YENİ PROJE: MUĞLA’NIN YERLİ MEYVELERİ:
KÜLTÜREL MİRAS, VERİTABANI VE KORUMA PROJESİ


Ülkemizde yüzyılların emeğiyle geliştirilen yerli meyve çeşitlerinin hızla yok olduğu, doğal bitkilerimiz kadar insanların kültüre aldığı, yaratıcılarının isimleri (Keram nene payamı, Mustabey armudu, vb.) ya da yetiştirildiği yer ile anılan (örn. Kasaba kavunu) yerli ırkların da ülkemizin zenginliği olduğu düşüncesinden hareketle, meyve ırklarının yerli adlarıyla saptanması, tescili, yerinde korunması, değerinin anlaşılması ve yetiştirilerek pazara sunulması amaçlanmaktadır. Projenin bir pilot proje olarak Muğla ilinde başlatılması, veri tabanı geliştirilip alanda yöntemlerin sınanmasından sonra başka illere de yaygınlaştırılması hedeflenmektedir.

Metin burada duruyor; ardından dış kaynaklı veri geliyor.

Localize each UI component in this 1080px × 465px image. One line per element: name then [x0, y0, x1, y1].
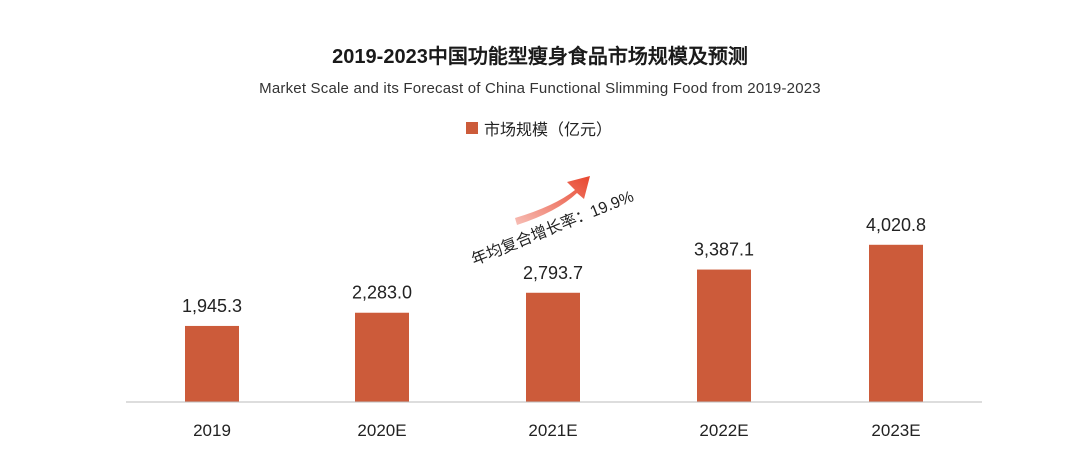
bar-2022E	[697, 269, 751, 402]
bar-2019	[185, 325, 239, 402]
trend-arrow-icon	[515, 176, 590, 225]
value-label-2021E: 2,793.7	[523, 263, 583, 283]
legend-swatch	[466, 122, 478, 134]
x-tick-label-2019: 2019	[193, 421, 231, 440]
x-tick-label-2023E: 2023E	[871, 421, 920, 440]
value-label-2023E: 4,020.8	[866, 215, 926, 235]
x-tick-label-2022E: 2022E	[699, 421, 748, 440]
x-tick-label-2021E: 2021E	[528, 421, 577, 440]
value-label-2019: 1,945.3	[182, 296, 242, 316]
bar-2023E	[869, 244, 923, 402]
bar-2020E	[355, 312, 409, 402]
bar-2021E	[526, 292, 580, 402]
chart-subtitle: Market Scale and its Forecast of China F…	[259, 80, 821, 97]
legend: 市场规模（亿元）	[466, 116, 612, 140]
legend-label: 市场规模（亿元）	[484, 122, 613, 139]
value-label-2022E: 3,387.1	[694, 240, 754, 260]
x-tick-label-2020E: 2020E	[357, 421, 406, 440]
chart-title: 2019-2023中国功能型瘦身食品市场规模及预测	[332, 46, 748, 68]
value-label-2020E: 2,283.0	[352, 283, 412, 303]
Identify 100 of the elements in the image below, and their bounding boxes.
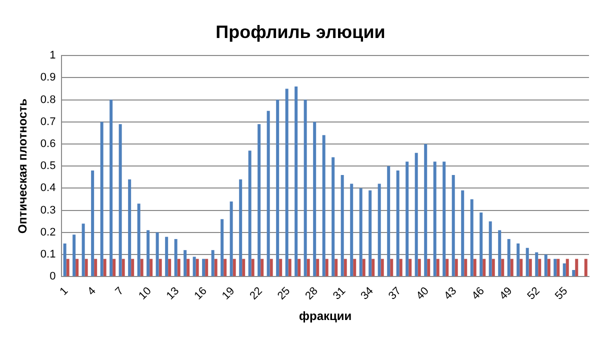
bar: [196, 258, 199, 276]
bar: [340, 174, 344, 276]
bar: [547, 258, 550, 276]
chart-title: Профлиль элюции: [216, 22, 386, 42]
x-tick-label: 46: [470, 285, 487, 302]
bar: [224, 258, 227, 276]
bar: [230, 201, 233, 276]
bar: [242, 258, 246, 276]
bar: [332, 157, 335, 276]
bar: [112, 258, 116, 276]
bar: [520, 258, 523, 276]
bar: [387, 166, 390, 276]
bar: [433, 162, 436, 276]
bar: [498, 230, 502, 276]
bar: [91, 170, 94, 276]
bar: [424, 144, 428, 276]
y-tick-label: 0.5: [40, 160, 56, 172]
bar: [313, 122, 316, 276]
bar: [566, 258, 569, 276]
x-tick-label: 19: [220, 285, 238, 302]
bar: [304, 100, 307, 276]
bar: [442, 162, 446, 276]
bar: [408, 258, 412, 276]
bar: [535, 252, 538, 276]
bar: [538, 258, 542, 276]
bar: [186, 258, 190, 276]
x-tick-label: 31: [330, 285, 348, 302]
bar: [232, 258, 236, 276]
bar: [316, 258, 320, 276]
bar: [298, 258, 301, 276]
bar: [131, 258, 134, 276]
bar: [334, 258, 338, 276]
bar: [258, 124, 261, 276]
y-tick-label: 0.2: [40, 226, 56, 238]
bar: [396, 170, 400, 276]
bar: [66, 258, 70, 276]
bar: [276, 100, 280, 276]
bar: [158, 258, 162, 276]
bar: [452, 174, 455, 276]
bar: [82, 224, 85, 276]
y-tick-label: 0.7: [40, 116, 56, 128]
bar: [414, 152, 418, 276]
bar: [270, 258, 273, 276]
bar: [220, 219, 224, 276]
bar: [94, 258, 98, 276]
bar: [76, 258, 79, 276]
bar: [406, 162, 409, 276]
bar: [572, 270, 576, 276]
x-tick-label: 1: [58, 285, 71, 298]
bar: [122, 258, 125, 276]
bar: [288, 258, 292, 276]
bar: [344, 258, 347, 276]
bar: [554, 258, 557, 276]
bar: [266, 110, 270, 276]
bar: [63, 243, 66, 276]
bar: [516, 243, 520, 276]
bar: [575, 258, 578, 276]
bar: [306, 258, 310, 276]
bar: [480, 212, 483, 276]
y-tick-label: 0.9: [40, 72, 56, 84]
bar: [510, 258, 514, 276]
x-tick-label: 43: [442, 285, 460, 302]
bar: [390, 258, 394, 276]
x-tick-label: 4: [86, 285, 98, 298]
bar: [165, 236, 168, 276]
bar: [177, 258, 180, 276]
bar: [205, 258, 208, 276]
bar: [325, 258, 328, 276]
bar: [454, 258, 458, 276]
bar: [359, 188, 362, 276]
y-tick-label: 0.6: [40, 138, 56, 150]
y-tick-label: 0.3: [40, 204, 56, 216]
x-tick-label: 40: [414, 285, 432, 302]
bar: [294, 86, 298, 276]
bar: [251, 258, 254, 276]
x-tick-label: 25: [275, 285, 293, 302]
bar: [399, 258, 402, 276]
bar: [140, 258, 144, 276]
bar: [446, 258, 449, 276]
bar: [248, 150, 252, 276]
bar: [350, 184, 354, 276]
bar: [501, 258, 504, 276]
bar: [260, 258, 264, 276]
bar: [84, 258, 88, 276]
y-tick-label: 1: [50, 50, 56, 62]
bar: [156, 232, 159, 276]
bar: [72, 234, 76, 276]
bar: [526, 248, 529, 276]
bar: [488, 221, 492, 276]
x-tick-label: 10: [136, 285, 154, 302]
bar: [473, 258, 476, 276]
y-tick-label: 0.8: [40, 94, 56, 106]
bar: [507, 239, 510, 276]
bar: [146, 230, 150, 276]
bar: [285, 88, 288, 276]
bar: [322, 135, 326, 276]
bar: [137, 204, 140, 276]
bar: [184, 250, 187, 276]
bar: [544, 254, 548, 276]
x-tick-label: 13: [164, 285, 182, 302]
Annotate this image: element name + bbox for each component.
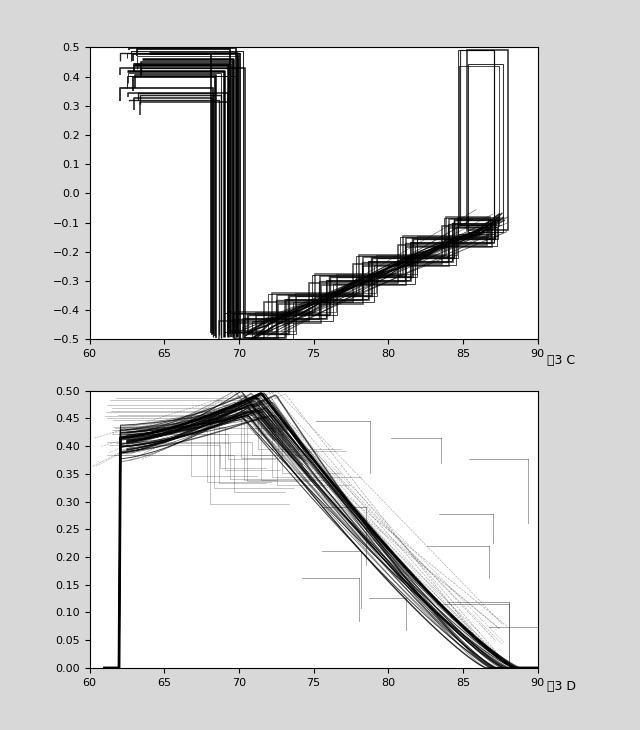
Bar [454, 219, 495, 238]
Bar [376, 255, 417, 274]
Bar [442, 226, 487, 245]
Text: 図3 D: 図3 D [547, 680, 576, 694]
Bar [449, 228, 492, 247]
Bar [406, 247, 449, 266]
Bar [359, 255, 403, 274]
Bar [413, 239, 454, 258]
Bar [369, 261, 410, 280]
Bar [277, 295, 320, 314]
Bar [268, 294, 312, 313]
Bar [467, 50, 508, 230]
Bar [320, 276, 363, 295]
Bar [415, 245, 456, 264]
Bar [371, 257, 412, 276]
Bar [410, 242, 452, 261]
Bar [403, 236, 446, 255]
Bar [285, 299, 326, 318]
Bar [459, 66, 499, 226]
Bar [368, 261, 410, 280]
Bar [410, 242, 452, 261]
Bar [405, 242, 448, 261]
Bar [364, 266, 406, 285]
Bar [233, 318, 276, 337]
Bar [458, 220, 498, 239]
Bar [452, 223, 494, 242]
Bar [288, 295, 330, 314]
Bar [235, 323, 278, 342]
Bar [412, 238, 454, 257]
Bar [330, 276, 371, 295]
Bar [246, 314, 288, 333]
Bar [337, 277, 377, 296]
Bar [330, 277, 372, 296]
Bar [321, 285, 364, 304]
Bar [316, 274, 359, 293]
Bar [457, 218, 497, 237]
Bar [362, 261, 405, 280]
Bar [456, 226, 497, 245]
Bar [336, 274, 376, 293]
Bar [458, 50, 494, 234]
Bar [411, 243, 452, 262]
Bar [228, 312, 272, 331]
Bar [243, 318, 284, 337]
Bar [319, 280, 362, 299]
Bar [417, 237, 457, 256]
Bar [308, 283, 353, 302]
Bar [278, 304, 321, 323]
Bar [243, 318, 285, 337]
Bar [454, 220, 495, 239]
Bar [417, 239, 458, 258]
Bar [220, 321, 264, 340]
Bar [264, 302, 308, 321]
Bar [406, 238, 449, 257]
Bar [372, 258, 413, 277]
Bar [333, 283, 374, 302]
Bar [284, 299, 326, 318]
Bar [446, 217, 490, 236]
Bar [234, 314, 277, 333]
Bar [449, 219, 492, 238]
Bar [312, 275, 356, 294]
Bar [252, 321, 292, 340]
Bar [244, 319, 285, 338]
Bar [296, 296, 337, 315]
Text: 図3 C: 図3 C [547, 354, 575, 367]
Bar [225, 313, 268, 332]
Bar [276, 299, 319, 318]
Bar [328, 281, 369, 300]
Bar [326, 280, 369, 299]
Bar [452, 224, 494, 243]
Bar [377, 258, 417, 277]
Bar [255, 312, 295, 331]
Bar [401, 237, 444, 256]
Bar [256, 315, 296, 334]
Bar [326, 280, 368, 299]
Bar [363, 257, 406, 276]
Bar [374, 264, 415, 283]
Bar [248, 315, 289, 334]
Bar [353, 264, 398, 283]
Bar [285, 300, 328, 319]
Bar [272, 293, 316, 312]
Bar [292, 302, 333, 321]
Bar [468, 64, 503, 231]
Bar [369, 262, 411, 281]
Bar [452, 223, 494, 242]
Bar [448, 223, 491, 242]
Bar [444, 218, 488, 237]
Bar [289, 296, 330, 315]
Bar [356, 256, 401, 275]
Bar [398, 245, 442, 264]
Bar [460, 50, 494, 226]
Bar [295, 293, 336, 312]
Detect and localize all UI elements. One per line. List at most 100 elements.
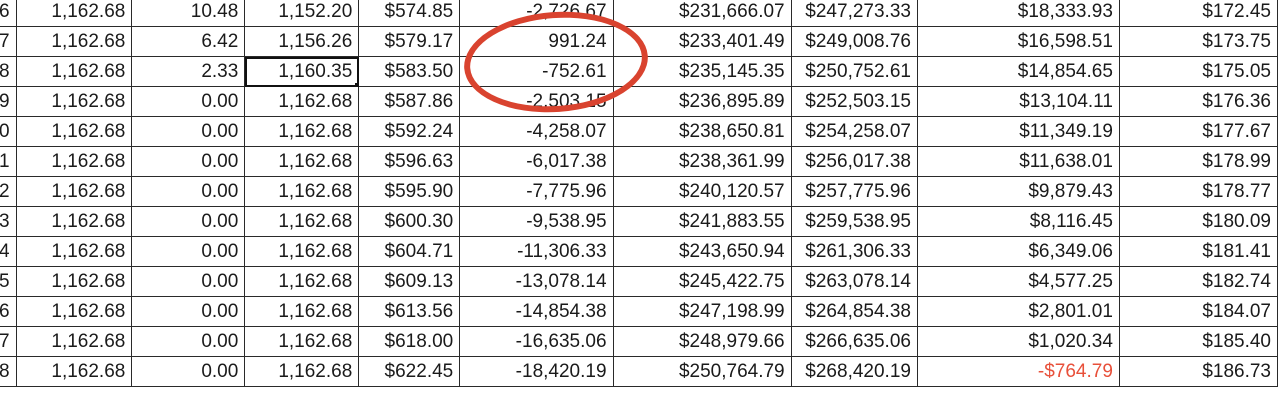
table-cell[interactable]: 0.00	[131, 356, 246, 387]
table-cell[interactable]: $609.13	[358, 266, 461, 297]
table-cell[interactable]: $600.30	[358, 206, 461, 237]
row-number-cell[interactable]: 2	[0, 176, 17, 207]
table-cell[interactable]: $247,273.33	[790, 0, 918, 27]
table-cell[interactable]: 1,162.68	[15, 326, 133, 357]
row-number-cell[interactable]: 8	[0, 356, 17, 387]
table-cell[interactable]: 0.00	[131, 236, 246, 267]
table-cell[interactable]: -13,078.14	[459, 266, 614, 297]
table-cell[interactable]: $233,401.49	[612, 26, 792, 57]
table-cell[interactable]: -2,503.15	[459, 86, 614, 117]
table-cell[interactable]: $235,145.35	[612, 56, 792, 87]
table-cell[interactable]: 10.48	[131, 0, 246, 27]
table-cell[interactable]: $173.75	[1118, 26, 1279, 57]
table-cell[interactable]: $247,198.99	[612, 296, 792, 327]
table-cell[interactable]: $622.45	[358, 356, 461, 387]
row-number-cell[interactable]: 3	[0, 206, 17, 237]
table-cell[interactable]: $254,258.07	[790, 116, 918, 147]
table-cell[interactable]: $259,538.95	[790, 206, 918, 237]
table-cell[interactable]: $4,577.25	[916, 266, 1120, 297]
table-cell[interactable]: -18,420.19	[459, 356, 614, 387]
table-cell[interactable]: 0.00	[131, 296, 246, 327]
table-cell[interactable]: $238,361.99	[612, 146, 792, 177]
table-cell[interactable]: 1,162.68	[15, 176, 133, 207]
table-cell[interactable]: -4,258.07	[459, 116, 614, 147]
table-cell[interactable]: 1,162.68	[244, 326, 360, 357]
table-cell[interactable]: 1,162.68	[15, 296, 133, 327]
table-cell[interactable]: $261,306.33	[790, 236, 918, 267]
table-cell[interactable]: -2,726.67	[459, 0, 614, 27]
table-cell[interactable]: $184.07	[1118, 296, 1279, 327]
table-cell[interactable]: 1,162.68	[244, 266, 360, 297]
table-cell[interactable]: -752.61	[459, 56, 614, 87]
table-cell[interactable]: $595.90	[358, 176, 461, 207]
table-cell[interactable]: $256,017.38	[790, 146, 918, 177]
table-cell[interactable]: $240,120.57	[612, 176, 792, 207]
row-number-cell[interactable]: 7	[0, 326, 17, 357]
table-cell[interactable]: $596.63	[358, 146, 461, 177]
table-cell[interactable]: 1,162.68	[15, 56, 133, 87]
table-cell[interactable]: -9,538.95	[459, 206, 614, 237]
table-cell[interactable]: 1,162.68	[244, 146, 360, 177]
table-cell[interactable]: 0.00	[131, 266, 246, 297]
table-cell[interactable]: $587.86	[358, 86, 461, 117]
table-cell[interactable]: $11,638.01	[916, 146, 1120, 177]
table-cell[interactable]: 0.00	[131, 116, 246, 147]
table-cell[interactable]: $618.00	[358, 326, 461, 357]
table-cell[interactable]: $263,078.14	[790, 266, 918, 297]
table-cell[interactable]: 2.33	[131, 56, 246, 87]
table-cell[interactable]: 1,162.68	[244, 236, 360, 267]
row-number-cell[interactable]: 7	[0, 26, 17, 57]
table-cell[interactable]: $266,635.06	[790, 326, 918, 357]
table-cell[interactable]: 1,162.68	[244, 176, 360, 207]
table-cell[interactable]: $250,764.79	[612, 356, 792, 387]
table-cell[interactable]: $175.05	[1118, 56, 1279, 87]
table-cell[interactable]: $231,666.07	[612, 0, 792, 27]
row-number-cell[interactable]: 6	[0, 296, 17, 327]
table-cell[interactable]: 1,162.68	[15, 266, 133, 297]
table-cell[interactable]: -$764.79	[916, 356, 1120, 387]
table-cell[interactable]: $238,650.81	[612, 116, 792, 147]
table-cell[interactable]: $1,020.34	[916, 326, 1120, 357]
table-cell[interactable]: $583.50	[358, 56, 461, 87]
selected-cell[interactable]: 1,160.35	[244, 56, 360, 87]
table-cell[interactable]: -6,017.38	[459, 146, 614, 177]
table-cell[interactable]: $245,422.75	[612, 266, 792, 297]
table-cell[interactable]: $264,854.38	[790, 296, 918, 327]
table-cell[interactable]: $14,854.65	[916, 56, 1120, 87]
table-cell[interactable]: 1,162.68	[15, 26, 133, 57]
table-cell[interactable]: $241,883.55	[612, 206, 792, 237]
table-cell[interactable]: 991.24	[459, 26, 614, 57]
table-cell[interactable]: $18,333.93	[916, 0, 1120, 27]
table-cell[interactable]: 1,162.68	[15, 206, 133, 237]
table-cell[interactable]: $604.71	[358, 236, 461, 267]
table-cell[interactable]: $8,116.45	[916, 206, 1120, 237]
table-cell[interactable]: 1,152.20	[244, 0, 360, 27]
table-cell[interactable]: 1,162.68	[15, 146, 133, 177]
table-cell[interactable]: $177.67	[1118, 116, 1279, 147]
table-cell[interactable]: $592.24	[358, 116, 461, 147]
table-cell[interactable]: $186.73	[1118, 356, 1279, 387]
table-cell[interactable]: $182.74	[1118, 266, 1279, 297]
table-cell[interactable]: $180.09	[1118, 206, 1279, 237]
table-cell[interactable]: -16,635.06	[459, 326, 614, 357]
table-cell[interactable]: $268,420.19	[790, 356, 918, 387]
table-cell[interactable]: $11,349.19	[916, 116, 1120, 147]
table-cell[interactable]: 1,162.68	[244, 296, 360, 327]
table-cell[interactable]: -7,775.96	[459, 176, 614, 207]
table-cell[interactable]: 1,162.68	[15, 116, 133, 147]
table-cell[interactable]: $9,879.43	[916, 176, 1120, 207]
table-cell[interactable]: 0.00	[131, 146, 246, 177]
table-cell[interactable]: $579.17	[358, 26, 461, 57]
table-cell[interactable]: 1,162.68	[15, 356, 133, 387]
table-cell[interactable]: $257,775.96	[790, 176, 918, 207]
table-cell[interactable]: 0.00	[131, 176, 246, 207]
table-cell[interactable]: 1,162.68	[15, 86, 133, 117]
table-cell[interactable]: $250,752.61	[790, 56, 918, 87]
table-cell[interactable]: 0.00	[131, 86, 246, 117]
table-cell[interactable]: $172.45	[1118, 0, 1279, 27]
table-cell[interactable]: $181.41	[1118, 236, 1279, 267]
row-number-cell[interactable]: 8	[0, 56, 17, 87]
table-cell[interactable]: 6.42	[131, 26, 246, 57]
row-number-cell[interactable]: 4	[0, 236, 17, 267]
row-number-cell[interactable]: 1	[0, 146, 17, 177]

Kırsal nüfusun azalması ve yaşlı nüfustan oluşması, iç ve dış pazarın tek tip meyveye gereksinimi, makineleşme, standart yabancı türlerin tavsiyesi gibi çok çeşitli etkenler geleneksel yerli ırkların azalmasına, hatta bir kısmının tümüyle yok olmasına neden olmuştur. Pazarlarımızda geleneksel meyvelerimizin yerini yabancı türler almıştır. Yabancı çeşitlerle birlikte Türkiye'ye yeni bitki hastalıkları gelmekte, dışa bağımlı gübre ve tarım ihtiyaçlarına gereksinim artmaktadır. Bilinçsiz ilaç kullanımı ilerde daha da tehlikeli sağlık sorunlarına yol açabilir. Yerli kültür meyvelerinin ve doğru, doğa dostu yöntemlerin kullanımı, bunların yeniden kazanılması pek çok kazanımı da beraberinde getirebilir. İlaçlanmayan meyve ağaçlarından bal üretiminin artışı, yerel tadların geri gelişi, sağlıklı beslenme, enerji ve su ekonomisi gibi. Gelecekte tüm Akdeniz ülkelerinde önemli derecede su sıkıntısı sorunu olacağı öngörülmektedir. Yerel koşullara uyumlu yerli çeşitlerin korunmasının ve yerel tarım yöntemlerinin irdelenmesinin bu açıdan da önemi büyüktür. İklim değişimi bugün basında önemli gündem maddelerinden biridir. Gelecekteki sorunları yerel kaynakların daha iyi değerlendirerek aşmaktan başka seçenek yoktur.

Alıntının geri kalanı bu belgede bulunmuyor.